Penyelundupan hewan terancam punah ini menurutnya makin menekan populasi Penyu Hijau. Padahal penyu sangat penting bagi kesehatan lingkungan, mereka memiliki peran ekologis sangat vital.
Sementara itu dari sisi kesehatan masyarakat, mengonsumsi penyu berbahaya karena menurutnya banyak penelitian yang merekomendasikan daging penyu tidak sehat bagi manusia.

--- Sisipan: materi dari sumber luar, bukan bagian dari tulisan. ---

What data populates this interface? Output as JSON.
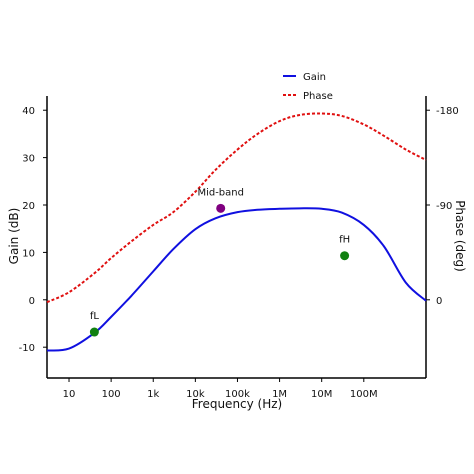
{
  "chart_data": {
    "type": "line",
    "title": "",
    "xlabel": "Frequency (Hz)",
    "ylabel": "Gain (dB)",
    "ylabel_right": "Phase (deg)",
    "x_scale": "log",
    "xlim": [
      3,
      3000000000
    ],
    "ylim": [
      -16.5,
      43
    ],
    "x_ticks": [
      {
        "value": 10,
        "label": "10"
      },
      {
        "value": 100,
        "label": "100"
      },
      {
        "value": 1000,
        "label": "1k"
      },
      {
        "value": 10000,
        "label": "10k"
      },
      {
        "value": 100000,
        "label": "100k"
      },
      {
        "value": 1000000,
        "label": "1M"
      },
      {
        "value": 10000000,
        "label": "10M"
      },
      {
        "value": 100000000,
        "label": "100M"
      }
    ],
    "y_ticks": [
      {
        "value": -10,
        "label": "-10"
      },
      {
        "value": 0,
        "label": "0"
      },
      {
        "value": 10,
        "label": "10"
      },
      {
        "value": 20,
        "label": "20"
      },
      {
        "value": 30,
        "label": "30"
      },
      {
        "value": 40,
        "label": "40"
      }
    ],
    "y_right_ticks": [
      {
        "at": 40,
        "label": "-180"
      },
      {
        "at": 20,
        "label": "-90"
      },
      {
        "at": 0,
        "label": "0"
      }
    ],
    "grid": false,
    "legend": {
      "position": "top-right",
      "entries": [
        "Gain",
        "Phase"
      ]
    },
    "series": [
      {
        "name": "Gain",
        "color": "#1010e0",
        "style": "solid",
        "x": [
          3,
          10,
          40,
          100,
          300,
          1000,
          3000,
          10000,
          30000,
          100000,
          300000,
          1000000,
          3000000,
          10000000,
          30000000,
          100000000,
          300000000,
          1000000000,
          3000000000
        ],
        "y": [
          -10.7,
          -10.3,
          -7.0,
          -3.6,
          0.8,
          6.0,
          10.7,
          14.9,
          17.2,
          18.5,
          19.0,
          19.2,
          19.3,
          19.2,
          18.4,
          15.8,
          11.3,
          3.6,
          -0.2
        ]
      },
      {
        "name": "Phase",
        "color": "#e01010",
        "style": "dashed",
        "x": [
          3,
          10,
          40,
          100,
          300,
          1000,
          3000,
          10000,
          30000,
          100000,
          300000,
          1000000,
          3000000,
          10000000,
          30000000,
          100000000,
          300000000,
          1000000000,
          3000000000
        ],
        "y": [
          -0.5,
          1.6,
          5.6,
          8.8,
          12.3,
          15.8,
          18.5,
          22.8,
          27.4,
          31.7,
          35.0,
          37.7,
          39.0,
          39.3,
          38.8,
          37.0,
          34.6,
          31.7,
          29.5
        ]
      }
    ],
    "markers": [
      {
        "label": "fL",
        "x": 40,
        "y": -6.8,
        "color": "#118011"
      },
      {
        "label": "Mid-band",
        "x": 40000,
        "y": 19.3,
        "color": "#800080"
      },
      {
        "label": "fH",
        "x": 35000000,
        "y": 9.3,
        "color": "#118011"
      }
    ]
  }
}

Upaya penyelamatan penyu ditunjukkan dengan masih dirawatnya penyu korban penyelundupan pada 2014 di Sealife Rehabilitation Unit (SRU) yang dibuat IAM Flying Vet. Akibat terikat kencang, salah satu flipper diamputasi. Sampai kini, dokter hewan masih berusaha mencari flipper buatan yang cocok.
Apakah berkaitan dengan ritual?
Perkiraan otoritas terkait maraknya perdagangan penyu di Bali adalah konsumsi. Terutama untuk melengkapi menu saat upacara adat dan agama.
Pusat perdagangan penyu di Bali sebelum tahun 2000 adalah Pulau Serangan, sebelum direklamasi. Pulau ini kerap disebut pulau penyu karena jadi lokasi peneluran, kemudian berakhir saat pulau Serangan direklamasi jadi empat kali lebih luas dan menyatu dengan Bali daratan.
Saat itu salah satu alasan maraknya perdagangan adalah upacara agama. Sejumlah aktivis dan lembaga perlindungan penyu melakukan advokasi untuk mengurangi penggunaan penyu dalam ritual. Warga Serangan juga membangun Turtle Conservation and Education Center (TCEC) untuk kampanye dan pendidikan tentang habitat penyu.
Koordinator TCEC Made Sukanta mengatakan sudah disiapkan penyu seukuran kurang dari telapak tangan untuk upacara agama dari hasil pembesaran, bukan penangkapan. Sebuah kolam terlihat dipenuhi puluhan penyu-penyu kecil ini di TCEC. Artinya, warga sudah mendapat pilihan jika tujuannya untuk perlengkapan ritual agama dengan cara mengajukan surat ke Parisadha Hindu Dharma Indonesia (PHDI) Bali.
Seingatnya ada permintaan sekitar 50 ekor per tahun untuk upacara agama, terutama pada Maret dan Oktober. Tak hanya ritual umat Hindu, ada juga saat Imlek permohonan 1-2 ekor per tahun. Semuanya dipenuhi dari kolam penyu pembesaran tukik itu.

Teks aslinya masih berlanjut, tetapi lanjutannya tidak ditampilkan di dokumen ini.